The roads around the Rajghat Memorial and Delhi’s busiest intersection, ITO, are still inundated, with commuters struggling to wade through.
The Indian Navy managed to open one flood gate of the barrage on Friday, with four of the 32 gates still jammed.
A broken drain regulator near the Supreme Court also kept the authorities on their toes for two days. The breach led to flooding outside Supreme Court and the iconic Rajghat.
Army and disaster relief personnel managed to seal off the breach, but Saturday evening’s showers only increased the water levels within the city.
To prevent water from flowing into the city, we have created a wall by stacking up sacks, said Saurabh Bharadwaj, Delhi’s flood control and irrigation minister.
Chief Minister Arvind Kejriwal has said that Yamuna is receding slowly and the situation will normalise soon if there is no more heavy rain but added that the threat of flood is not over yet.

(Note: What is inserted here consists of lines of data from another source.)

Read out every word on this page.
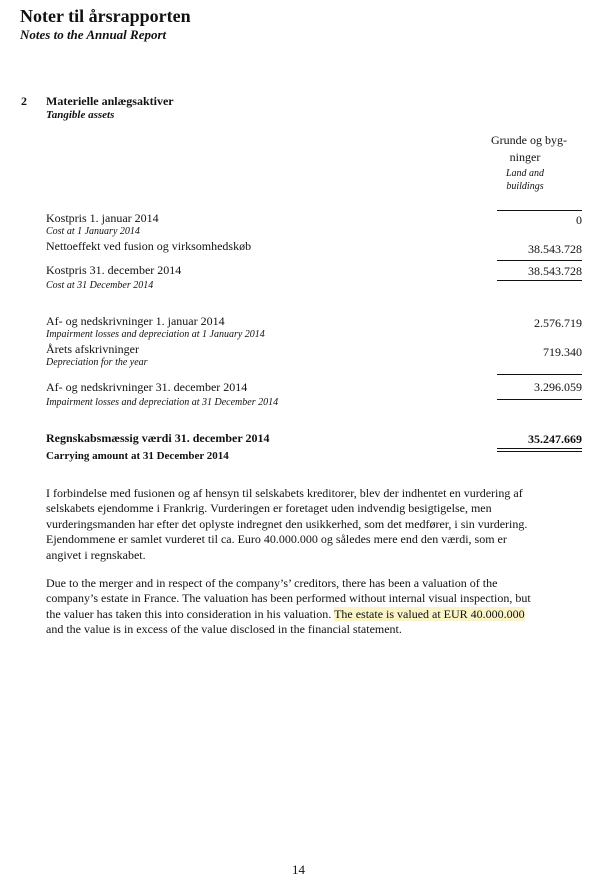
Noter til årsrapporten
Notes to the Annual Report
2 Materielle anlægsaktiver
Tangible assets
Grunde og byg-
ninger
Land and
buildings
Kostpris 1. januar 2014
Cost at 1 January 2014
0
Nettoeffekt ved fusion og virksomhedskøb	38.543.728
Kostpris 31. december 2014
Cost at 31 December 2014
38.543.728
Af- og nedskrivninger 1. januar 2014
Impairment losses and depreciation at 1 January 2014
2.576.719
Årets afskrivninger
Depreciation for the year
719.340
Af- og nedskrivninger 31. december 2014
Impairment losses and depreciation at 31 December 2014
3.296.059
Regnskabsmæssig værdi 31. december 2014
Carrying amount at 31 December 2014
35.247.669
I forbindelse med fusionen og af hensyn til selskabets kreditorer, blev der indhentet en vurdering af
selskabets ejendomme i Frankrig. Vurderingen er foretaget uden indvendig besigtigelse, men
vurderingsmanden har efter det oplyste indregnet den usikkerhed, som det medfører, i sin vurdering.
Ejendommene er samlet vurderet til ca. Euro 40.000.000 og således mere end den værdi, som er
angivet i regnskabet.
Due to the merger and in respect of the company’s’ creditors, there has been a valuation of the
company’s estate in France. The valuation has been performed without internal visual inspection, but
the valuer has taken this into consideration in his valuation. The estate is valued at EUR 40.000.000
and the value is in excess of the value disclosed in the financial statement.
14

The flooding hit Delhi following heavy rainfall across north India, which has killed dozens of people over the past week. The Yamuna spilled out onto roads surrounding Delhi’s historic Red Fort, reclaiming its ancient flow path, while schools, colleges, and universities in the city are closed till Sunday. Some shops and businesses have also been shuttered.
Thousands of people were moved from low-lying areas to temporary relief centers set up in schools and other buildings, with many people also taking refuge in tents and under flyovers. Some of the relief camps that the government had set up have now gone under water too.